Presiden AS Donald Trump dan Presiden RI Prabowo Subianto dalam forum BoP. - Istimewa
Empat bulan setelah diluncurkan, dana resmi Dewan Perdamaian bentukan Trump masih kosong — sementara miliaran dolar janji kontribusi mengalir ke rekening JPMorgan tanpa persyaratan transparansi.

Dana rekonstruksi Gaza yang dikelola melalui Bank Dunia atas nama Dewan Perdamaian Presiden AS Donald Trump belum menerima satu sen pun sejak diluncurkan, demikian laporan Financial Times (FT) pada Rabu (27/5/2026).

“Nol dolar telah disetorkan,” ungkap satu sumber kepada FT.

Bacaan Lainnya

Alih-alih masuk ke rekening resmi yang didukung PBB tersebut, sumbangan dari negara-negara anggota justru diarahkan ke rekening JPMorgan milik dewan — tanpa kewajiban pelaporan independen kepada para kontributor.

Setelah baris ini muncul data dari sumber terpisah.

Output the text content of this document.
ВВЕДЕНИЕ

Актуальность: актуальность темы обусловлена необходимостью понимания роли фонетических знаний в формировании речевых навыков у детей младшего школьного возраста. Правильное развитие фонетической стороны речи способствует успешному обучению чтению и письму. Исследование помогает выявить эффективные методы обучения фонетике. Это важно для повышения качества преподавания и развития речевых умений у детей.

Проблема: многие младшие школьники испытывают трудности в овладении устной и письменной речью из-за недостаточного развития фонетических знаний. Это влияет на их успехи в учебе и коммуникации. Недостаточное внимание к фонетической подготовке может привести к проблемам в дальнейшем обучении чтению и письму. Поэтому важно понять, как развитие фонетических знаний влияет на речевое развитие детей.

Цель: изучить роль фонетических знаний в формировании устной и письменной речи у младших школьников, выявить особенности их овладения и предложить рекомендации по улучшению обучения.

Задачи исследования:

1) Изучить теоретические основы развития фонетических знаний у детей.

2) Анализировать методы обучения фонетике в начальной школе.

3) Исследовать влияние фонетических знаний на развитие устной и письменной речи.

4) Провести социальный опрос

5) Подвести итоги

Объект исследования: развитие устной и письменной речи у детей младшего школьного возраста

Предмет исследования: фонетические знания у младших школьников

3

Janji Besar, Realisasi Minim

Dewan Perdamaian dibentuk Trump pada Januari 2026 untuk mendukung rekonstruksi Gaza pasca-gencatan senjata Oktober 2025. Trump sendiri menjanjikan kontribusi USD10 miliar dari AS, sementara Qatar, Arab Saudi, dan Uni Emirat Arab (UEA) masing-masing berjanji menyetor minimal USD1 miliar — syarat mendapat kursi permanen di dewan.

Total janji seluruh anggota mencapai sekitar USD17 miliar. Namun menurut laporan FT, yang masuk secara riil hanya sekitar USD3 juta dari Maroko dan USD20 juta dari UEA — sekadar untuk menggaji staf dan membiayai kantor Nickolay Mladenov, Wakil Tinggi dewan untuk urusan Gaza pascaperang.

UEA juga menggelontorkan USD100 juta khusus untuk program pelatihan pasukan polisi Gaza — tapi dana itu dibekukan dan programnya belum berjalan.

Tanpa Transparansi, Tanpa Kehadiran di Lapangan

Kementerian Luar Negeri AS berencana mengalihkan sekitar USD1,2 miliar anggaran bantuan untuk proyek-proyek terkait dewan, tapi uang itu belum dibelanjakan.

“Tidak ada uang yang dikelola oleh Dewan Perdamaian, dan Departemen Luar Negeri menegaskan tidak ada niat untuk itu,” kata seorang pejabat senior Kongres kepada FT.

Kondisi ini menghambat rencana Komite Administrasi Nasional Gaza (NCAG), badan teknokrat Palestina dukungan AS yang seharusnya mengambil alih pemerintahan Gaza dari Hamas. Menurut Reuters, dewan telah memberi tahu Hamas bahwa NCAG belum bisa masuk Gaza karena krisis pendanaan.